第10回 デプロイ基盤の本番前チェック — Cloudflare / Vercel / Supabase 横断で見る
公開直前に3つの基盤を同じ観点で点検するための1枚の表を作ります。秘密情報の分離、環境の分離、公開範囲、鍵の種類、流入制御、短命な認証情報という6観点を、Cloudflare / Vercel / Supabase の3列で並べ、無料枠で何ができるかまで正直に書きます。
この回のキーメッセージ
プラットフォームは「デフォルトで安全」ではなく「安全にできる」だけです。公開直前に必要なのは各基盤の使い方の再学習ではなく、3つの基盤を同じ6つの観点で横に並べた1枚の点検表です。

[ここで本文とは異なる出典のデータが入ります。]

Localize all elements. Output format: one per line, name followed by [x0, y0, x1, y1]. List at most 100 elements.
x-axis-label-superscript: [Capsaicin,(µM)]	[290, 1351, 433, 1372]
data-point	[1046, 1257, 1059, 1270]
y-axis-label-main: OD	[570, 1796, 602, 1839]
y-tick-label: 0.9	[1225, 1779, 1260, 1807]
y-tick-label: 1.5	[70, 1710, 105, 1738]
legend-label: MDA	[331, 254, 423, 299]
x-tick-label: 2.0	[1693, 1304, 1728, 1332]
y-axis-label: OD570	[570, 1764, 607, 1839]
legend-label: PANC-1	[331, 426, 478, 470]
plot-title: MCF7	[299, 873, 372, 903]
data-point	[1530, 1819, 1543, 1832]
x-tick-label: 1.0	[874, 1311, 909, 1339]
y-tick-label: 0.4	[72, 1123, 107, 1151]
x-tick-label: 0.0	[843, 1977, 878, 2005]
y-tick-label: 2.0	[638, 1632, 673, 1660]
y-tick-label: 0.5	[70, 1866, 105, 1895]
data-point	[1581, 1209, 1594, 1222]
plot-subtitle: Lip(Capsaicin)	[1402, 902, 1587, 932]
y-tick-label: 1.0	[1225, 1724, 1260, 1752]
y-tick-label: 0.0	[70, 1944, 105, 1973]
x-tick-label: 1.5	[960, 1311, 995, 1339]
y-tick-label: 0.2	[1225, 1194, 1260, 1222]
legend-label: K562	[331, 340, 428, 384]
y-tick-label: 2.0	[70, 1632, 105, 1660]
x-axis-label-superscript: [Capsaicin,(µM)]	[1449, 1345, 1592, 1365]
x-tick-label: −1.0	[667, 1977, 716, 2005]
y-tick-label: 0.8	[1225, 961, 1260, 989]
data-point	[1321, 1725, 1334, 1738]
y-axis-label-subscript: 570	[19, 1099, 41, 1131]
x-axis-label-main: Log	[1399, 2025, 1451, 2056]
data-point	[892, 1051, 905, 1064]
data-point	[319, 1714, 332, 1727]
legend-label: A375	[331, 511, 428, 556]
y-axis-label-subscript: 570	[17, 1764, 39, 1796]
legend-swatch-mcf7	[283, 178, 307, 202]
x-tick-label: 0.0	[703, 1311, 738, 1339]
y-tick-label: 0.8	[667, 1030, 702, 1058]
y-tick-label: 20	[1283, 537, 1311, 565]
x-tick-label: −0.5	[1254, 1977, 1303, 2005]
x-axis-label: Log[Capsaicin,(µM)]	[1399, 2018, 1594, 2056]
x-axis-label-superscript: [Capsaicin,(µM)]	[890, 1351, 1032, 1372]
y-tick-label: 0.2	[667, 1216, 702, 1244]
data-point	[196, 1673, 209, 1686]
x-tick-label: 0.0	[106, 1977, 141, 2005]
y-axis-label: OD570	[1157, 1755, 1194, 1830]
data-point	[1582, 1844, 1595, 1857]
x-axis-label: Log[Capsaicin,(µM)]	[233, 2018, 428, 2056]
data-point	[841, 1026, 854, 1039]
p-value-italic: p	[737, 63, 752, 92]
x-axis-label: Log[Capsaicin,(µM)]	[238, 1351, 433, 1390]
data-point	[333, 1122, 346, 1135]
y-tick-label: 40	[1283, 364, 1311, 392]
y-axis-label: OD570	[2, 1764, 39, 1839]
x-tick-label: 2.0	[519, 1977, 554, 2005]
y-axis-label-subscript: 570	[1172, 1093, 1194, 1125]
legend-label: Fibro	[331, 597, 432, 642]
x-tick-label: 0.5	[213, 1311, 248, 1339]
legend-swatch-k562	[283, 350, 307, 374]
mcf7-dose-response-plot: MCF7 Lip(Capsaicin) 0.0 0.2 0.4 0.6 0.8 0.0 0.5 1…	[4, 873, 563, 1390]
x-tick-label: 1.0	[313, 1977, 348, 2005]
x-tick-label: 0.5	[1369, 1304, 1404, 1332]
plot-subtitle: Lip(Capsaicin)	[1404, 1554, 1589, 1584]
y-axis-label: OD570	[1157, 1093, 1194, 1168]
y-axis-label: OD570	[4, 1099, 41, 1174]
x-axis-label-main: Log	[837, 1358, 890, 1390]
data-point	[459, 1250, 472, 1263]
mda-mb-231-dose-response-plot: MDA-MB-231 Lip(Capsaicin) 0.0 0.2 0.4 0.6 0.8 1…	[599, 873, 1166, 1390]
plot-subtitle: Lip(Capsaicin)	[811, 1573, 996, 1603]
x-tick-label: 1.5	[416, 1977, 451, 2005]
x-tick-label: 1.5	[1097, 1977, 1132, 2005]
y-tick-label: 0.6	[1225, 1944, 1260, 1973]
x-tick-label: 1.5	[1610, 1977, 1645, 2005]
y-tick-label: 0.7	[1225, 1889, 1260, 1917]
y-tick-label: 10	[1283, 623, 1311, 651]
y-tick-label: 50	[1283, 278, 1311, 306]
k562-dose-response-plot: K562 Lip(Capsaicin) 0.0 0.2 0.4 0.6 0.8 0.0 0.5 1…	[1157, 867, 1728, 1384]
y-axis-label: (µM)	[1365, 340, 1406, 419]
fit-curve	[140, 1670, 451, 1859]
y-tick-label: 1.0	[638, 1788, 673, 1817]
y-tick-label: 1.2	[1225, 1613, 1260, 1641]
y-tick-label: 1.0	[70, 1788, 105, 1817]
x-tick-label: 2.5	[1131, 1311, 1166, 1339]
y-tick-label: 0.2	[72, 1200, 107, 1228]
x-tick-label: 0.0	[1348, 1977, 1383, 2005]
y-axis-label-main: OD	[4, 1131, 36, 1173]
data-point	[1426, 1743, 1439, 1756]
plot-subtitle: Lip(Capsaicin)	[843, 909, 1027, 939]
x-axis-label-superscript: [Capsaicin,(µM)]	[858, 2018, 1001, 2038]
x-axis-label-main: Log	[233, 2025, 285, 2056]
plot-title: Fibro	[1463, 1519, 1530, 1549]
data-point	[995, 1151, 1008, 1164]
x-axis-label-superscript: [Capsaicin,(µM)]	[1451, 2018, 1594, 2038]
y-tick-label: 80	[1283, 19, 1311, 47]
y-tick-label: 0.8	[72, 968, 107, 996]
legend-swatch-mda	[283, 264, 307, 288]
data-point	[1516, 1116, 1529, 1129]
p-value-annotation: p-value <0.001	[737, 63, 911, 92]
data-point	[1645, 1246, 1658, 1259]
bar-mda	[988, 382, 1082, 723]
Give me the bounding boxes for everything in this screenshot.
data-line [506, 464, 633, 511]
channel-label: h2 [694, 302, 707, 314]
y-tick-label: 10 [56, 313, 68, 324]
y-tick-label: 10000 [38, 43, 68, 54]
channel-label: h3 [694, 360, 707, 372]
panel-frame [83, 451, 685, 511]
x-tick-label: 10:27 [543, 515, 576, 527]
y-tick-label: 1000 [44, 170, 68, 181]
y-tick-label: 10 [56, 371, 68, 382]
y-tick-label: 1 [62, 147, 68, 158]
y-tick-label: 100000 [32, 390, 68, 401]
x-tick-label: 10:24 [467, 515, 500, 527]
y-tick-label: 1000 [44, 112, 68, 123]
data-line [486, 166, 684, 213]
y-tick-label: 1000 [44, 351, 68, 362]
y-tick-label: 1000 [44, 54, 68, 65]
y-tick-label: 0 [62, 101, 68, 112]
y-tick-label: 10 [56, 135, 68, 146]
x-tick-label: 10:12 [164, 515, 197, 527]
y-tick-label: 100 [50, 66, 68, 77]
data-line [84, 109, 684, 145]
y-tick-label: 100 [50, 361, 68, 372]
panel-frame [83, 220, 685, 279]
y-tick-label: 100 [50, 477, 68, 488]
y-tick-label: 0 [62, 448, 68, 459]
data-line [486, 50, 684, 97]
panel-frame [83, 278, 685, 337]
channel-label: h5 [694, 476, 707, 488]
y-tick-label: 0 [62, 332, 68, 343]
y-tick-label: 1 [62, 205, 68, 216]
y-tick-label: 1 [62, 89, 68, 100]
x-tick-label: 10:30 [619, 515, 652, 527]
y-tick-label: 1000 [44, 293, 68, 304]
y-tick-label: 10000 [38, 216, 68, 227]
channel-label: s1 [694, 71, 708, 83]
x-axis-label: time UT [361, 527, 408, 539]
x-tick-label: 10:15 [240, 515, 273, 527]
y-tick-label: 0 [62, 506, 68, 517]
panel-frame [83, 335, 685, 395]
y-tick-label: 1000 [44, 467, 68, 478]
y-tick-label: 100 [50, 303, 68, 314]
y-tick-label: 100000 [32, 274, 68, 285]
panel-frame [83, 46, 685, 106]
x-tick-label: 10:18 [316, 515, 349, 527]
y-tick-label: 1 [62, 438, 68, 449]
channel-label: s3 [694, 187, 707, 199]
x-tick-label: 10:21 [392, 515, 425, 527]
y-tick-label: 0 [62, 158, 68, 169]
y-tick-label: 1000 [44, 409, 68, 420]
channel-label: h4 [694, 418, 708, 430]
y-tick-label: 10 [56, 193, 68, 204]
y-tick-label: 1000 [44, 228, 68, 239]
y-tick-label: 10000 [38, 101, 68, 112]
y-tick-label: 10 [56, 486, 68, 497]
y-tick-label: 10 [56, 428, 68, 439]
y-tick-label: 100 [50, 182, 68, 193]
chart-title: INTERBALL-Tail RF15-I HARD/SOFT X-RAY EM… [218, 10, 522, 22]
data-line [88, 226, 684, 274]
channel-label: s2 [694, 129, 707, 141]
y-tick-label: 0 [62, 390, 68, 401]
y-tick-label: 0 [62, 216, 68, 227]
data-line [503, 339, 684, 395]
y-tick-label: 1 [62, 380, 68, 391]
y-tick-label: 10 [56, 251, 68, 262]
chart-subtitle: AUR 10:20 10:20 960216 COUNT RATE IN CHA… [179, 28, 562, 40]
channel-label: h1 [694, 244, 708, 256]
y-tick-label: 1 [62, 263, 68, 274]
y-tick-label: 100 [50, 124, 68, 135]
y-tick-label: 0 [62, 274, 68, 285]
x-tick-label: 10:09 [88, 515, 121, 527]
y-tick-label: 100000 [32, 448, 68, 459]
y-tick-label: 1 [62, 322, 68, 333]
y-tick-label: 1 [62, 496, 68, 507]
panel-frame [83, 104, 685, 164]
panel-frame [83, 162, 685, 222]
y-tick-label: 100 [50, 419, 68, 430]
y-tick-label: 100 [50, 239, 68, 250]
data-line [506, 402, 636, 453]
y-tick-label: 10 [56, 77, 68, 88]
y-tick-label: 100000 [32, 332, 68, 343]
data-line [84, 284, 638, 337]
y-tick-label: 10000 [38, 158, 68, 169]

第7回から第9回までは、生成されたコードそのものをどう読むかを扱いました。ここからは視点を外へ移します。コードが正しくても、それを載せる基盤の設定が抜けていれば結果は同じだからです。むしろ AI に実装を任せる比率が上がるほど、事故は「コードの誤り」より「設定の空欄」として現れます。エージェントはアプリケーションコードは書きますが、ダッシュボードのトグルは押しません。
この回で作るのは、公開ボタンを押す直前に上から順に見ていく1枚の表 です。Cloudflare / Vercel / Supabase のどれを使っているかで見る場所は変わりますが、確認したい問いは3つとも同じ です。ですから章はプラットフォームごとではなく、観点ごとに切ります。1つの観点につき3列を並べ、「どこで設定するか」「無料枠で足りるか」「どう確認するか」を書きます。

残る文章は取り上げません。